«A igualdade é uma necessidade vital da alma humana. Deve-se dar a mesma quantidade de respeito e atenção a todo ser humano, porque respeito não tem grau»
Simone Weil
Valência lutava contra vários sentimentos e pensamentos contraditórios. As lembranças de Ansara tornaram-se mais fortes após o ver nas Montanhas. A sua raiva misturou-se com a culpa e dúvida. Já não sabia o que era certo. Não sabia se deveria envolver Ansara naquela luta e temia pela guerra que poderia resultar na escravidão de todos os homens. O Artefacto nas mãos do Reino da Teia davam-lhe desvantagens a todos os níveis. Ainda para mais não poderia dizer a sua mãe que fora às Montanhas e que encontrara Ansara. Não lhe podia pedir para que ele voltasse ao Reino. Valência queria fazer isso, apenas para sentir que ele estava seguro e que não ia acabar numa mina a trabalhar para a sua inimiga.
A sua indecisão, tal como a de Ansara, impediam-nos de ter ações rápidas e davam vantagem ao Reino da Teia.
Um dos primeiros passos que Valência fez foi chamar Kenji para investigar onde estava o Artefacto.
- Tem cuidado Kenji, elas deixam marcas nos homens...
- Sim, minha senhora.
- Obrigam-nos a ir trabalhar nas minas. Uma mulher tem vários homens!
- Esteja descansada, minha senhora. Elas não poderão afetar-me.
- Como assim?! Não estejas muito confiante!
- Não estou. - Kenji pela primeira vez mostrou-lhe a cara.
Valência ficou chocada, Kenji era uma mulher.

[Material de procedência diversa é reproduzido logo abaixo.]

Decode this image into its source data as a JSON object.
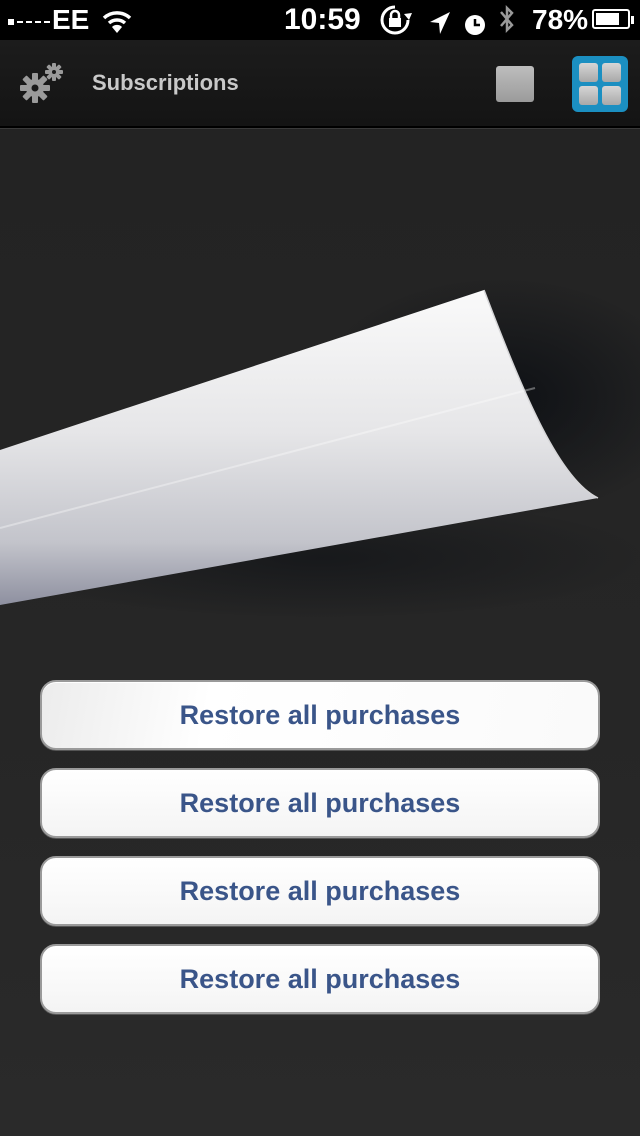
{
  "status_bar": {
    "carrier": "EE",
    "time": "10:59",
    "battery_percent": "78%",
    "battery_level": 0.78,
    "icons": [
      "signal-icon",
      "wifi-icon",
      "rotation-lock-icon",
      "location-icon",
      "alarm-icon",
      "bluetooth-icon",
      "battery-icon"
    ]
  },
  "nav_bar": {
    "title": "Subscriptions",
    "left_icon": "gears-icon",
    "right_icons": [
      "single-page-view-icon",
      "grid-view-icon"
    ],
    "accent_color": "#1b8fc1"
  },
  "restore": {
    "buttons": [
      {
        "label": "Restore all purchases"
      },
      {
        "label": "Restore all purchases"
      },
      {
        "label": "Restore all purchases"
      },
      {
        "label": "Restore all purchases"
      }
    ],
    "text_color": "#3a5589"
  }
}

- Kenji! Eu sempre pensei que fosses um homem!
- É essa a ideia, minha senhora - informou-a Kenji - Somos treinadas para agir e ser consideradas homens, mas todas as ninjas, grupo secreto de espiões, são mulheres e por isso indetetáveis.
- Kenji isso é genial. Quero contratar-te para treinares uma equipa especial aqui para o Reino. Será possível?
- Vou falar com os meus superiores, mas creio que sim.
Valência ficou feliz. Finalmente uma resposta a um problema. Uma dúzia de mulheres como Kenji já seriam uma boa forma de retaliação ao Reino da Teia. Agora poderia dedicar-se à tradução do livro. Não iria deixar nas mãos de ninguém, ela própria o iria fazer para ser o mais rápida possível.
Fazer uma tradução parece sempre mais fácil do que realmente é. Principalmente quando não se conhece a língua na perfeição. Muitos dicionários, gramáticas estavam na sua secretária antes mesmo de começar a tradução.
Ela começou por tentar entender aquela língua que já ninguém falava há tanto tempo. Por que insistiam em utilizar aquela língua no tempo da Amazona se já ninguém a falava? Valência não compreendia. No entanto, aquele livro poderia dar-lhe alguma vantagem sobre o Artefacto. A maioria das pessoas sabia pouco sobre o Artefacto, até mesmo ela, que era uma princesa, só sabia as suas três características. O Artefacto impedia os homens de atacar as mulheres e recorrer à sua força contra elas, permitia as mulheres mandarem nos homens, caso eles não fossem completamente contra a ordem dada e não os ferisse ou a quem queriam bem, e por último, o Artefacto era frágil e precisava de ser protegido.
A última característica era a que a mais intrigava. Era frágil como? Partia-se? Poderia mesmo um objeto que influenciava homens e mulheres de todos os Reinos ser assim tão frágil ou será que a sua fragilidade consistia noutros aspetos? Era essas questões que Valência esperava que aquele livro a ajudasse a responder.
Portanto, o mais importante era compreendê-lo. Pegou no dicionário e no livro e começou a tomar notas e a escrever os significados um a um na folha, mesmo que fizessem frases sem nexo.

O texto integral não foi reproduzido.